Contatos com o animal são monitorados
Logo após a confirmação, a Vigilância Epidemiológica iniciou uma investigação para identificar todas as pessoas que tiveram contato com a cachorra.
Familiares, o veterinário que fez o primeiro atendimento, estudantes universitários e profissionais envolvidos na assistência foram avaliados. Aqueles que tiveram contato direto com secreções do animal ou realizaram procedimentos com maior exposição foram incluídos no protocolo de prevenção e receberam vacinação antirrábica.
A coordenadora da Vigilância Epidemiológica, Ludimila Barros Zan, afirmou que a prioridade é evitar que o vírus chegue a seres humanos.
“Estamos analisando os contatos e assegurando que todos que tiveram contato com o animal estejam protegidos e não haja nenhum caso de raiva humana”, explicou.
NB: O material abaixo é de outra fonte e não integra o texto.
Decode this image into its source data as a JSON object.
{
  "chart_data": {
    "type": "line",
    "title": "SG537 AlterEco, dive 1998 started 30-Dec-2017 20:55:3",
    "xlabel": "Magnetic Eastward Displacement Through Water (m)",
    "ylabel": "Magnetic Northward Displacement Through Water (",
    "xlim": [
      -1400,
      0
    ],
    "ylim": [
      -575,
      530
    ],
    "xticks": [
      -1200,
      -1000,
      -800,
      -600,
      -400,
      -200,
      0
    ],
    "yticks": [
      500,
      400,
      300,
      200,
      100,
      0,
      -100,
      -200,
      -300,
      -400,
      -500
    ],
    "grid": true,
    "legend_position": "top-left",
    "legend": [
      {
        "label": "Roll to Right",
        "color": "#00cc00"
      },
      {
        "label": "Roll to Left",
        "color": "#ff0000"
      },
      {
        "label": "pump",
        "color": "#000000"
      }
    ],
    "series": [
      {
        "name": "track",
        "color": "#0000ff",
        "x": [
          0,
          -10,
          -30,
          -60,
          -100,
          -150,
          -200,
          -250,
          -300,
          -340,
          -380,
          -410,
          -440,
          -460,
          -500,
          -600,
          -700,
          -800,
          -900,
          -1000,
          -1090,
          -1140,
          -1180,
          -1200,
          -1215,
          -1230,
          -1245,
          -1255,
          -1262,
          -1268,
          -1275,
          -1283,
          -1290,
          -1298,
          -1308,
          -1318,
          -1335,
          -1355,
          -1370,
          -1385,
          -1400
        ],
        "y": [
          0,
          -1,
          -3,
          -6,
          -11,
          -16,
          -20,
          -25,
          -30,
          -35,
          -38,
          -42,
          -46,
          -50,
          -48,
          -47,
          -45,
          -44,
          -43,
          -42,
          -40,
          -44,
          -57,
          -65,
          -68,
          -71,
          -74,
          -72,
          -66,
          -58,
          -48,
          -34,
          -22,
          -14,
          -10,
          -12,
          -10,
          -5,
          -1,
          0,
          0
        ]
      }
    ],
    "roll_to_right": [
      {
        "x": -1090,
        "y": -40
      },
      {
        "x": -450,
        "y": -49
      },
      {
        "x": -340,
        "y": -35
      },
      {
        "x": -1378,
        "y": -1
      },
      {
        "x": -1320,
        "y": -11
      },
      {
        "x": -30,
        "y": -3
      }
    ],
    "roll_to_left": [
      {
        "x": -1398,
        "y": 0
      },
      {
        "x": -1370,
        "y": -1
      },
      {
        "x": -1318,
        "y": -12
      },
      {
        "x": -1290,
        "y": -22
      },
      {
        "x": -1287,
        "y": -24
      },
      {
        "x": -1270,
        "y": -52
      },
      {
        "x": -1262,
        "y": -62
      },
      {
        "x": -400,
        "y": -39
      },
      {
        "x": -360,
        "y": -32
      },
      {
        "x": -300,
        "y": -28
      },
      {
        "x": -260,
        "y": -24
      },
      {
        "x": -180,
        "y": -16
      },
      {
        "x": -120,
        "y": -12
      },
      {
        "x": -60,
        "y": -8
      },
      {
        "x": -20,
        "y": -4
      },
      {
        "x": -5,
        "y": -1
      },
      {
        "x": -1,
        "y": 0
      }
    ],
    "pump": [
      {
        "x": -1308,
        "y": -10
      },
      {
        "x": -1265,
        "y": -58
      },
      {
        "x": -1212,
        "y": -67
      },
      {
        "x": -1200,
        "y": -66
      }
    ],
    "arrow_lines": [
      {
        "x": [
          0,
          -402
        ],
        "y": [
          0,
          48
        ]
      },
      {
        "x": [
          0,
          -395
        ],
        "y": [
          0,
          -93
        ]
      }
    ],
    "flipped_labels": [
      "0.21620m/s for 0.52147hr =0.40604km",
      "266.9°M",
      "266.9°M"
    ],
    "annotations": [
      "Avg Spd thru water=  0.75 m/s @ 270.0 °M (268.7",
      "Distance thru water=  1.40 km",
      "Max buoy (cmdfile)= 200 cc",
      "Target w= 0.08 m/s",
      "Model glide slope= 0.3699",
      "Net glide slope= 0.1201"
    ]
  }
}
Segundo ela, as pessoas consideradas de maior risco já foram vacinadas e seguem sendo acompanhadas pelas equipes de saúde.
Raiva exige atendimento imediato
A raiva é uma doença viral que compromete o sistema nervoso central e apresenta altíssimo risco de morte após o início dos sintomas. Por isso, a identificação de uma possível exposição ao vírus deve ser comunicada imediatamente aos serviços de saúde.
A vacinação regular de cães e gatos continua sendo uma das principais medidas para evitar a circulação da doença.
Morcegos também exigem atenção
Com a confirmação do caso, a Vigilância reforçou ainda as orientações relacionadas aos morcegos, que podem atuar como transmissores do vírus.
A recomendação é não tocar no animal, mesmo que ele esteja aparentemente morto ou debilitado. Crianças e animais domésticos também devem ser mantidos afastados.
Em situações desse tipo, o indicado é acionar o Centro de Controle de Zoonoses, que possui os procedimentos adequados para realizar o recolhimento com segurança.
O caso permanece sob acompanhamento das autoridades sanitárias, que também investigam a origem da infecção e monitoram as pessoas que tiveram contato com o animal.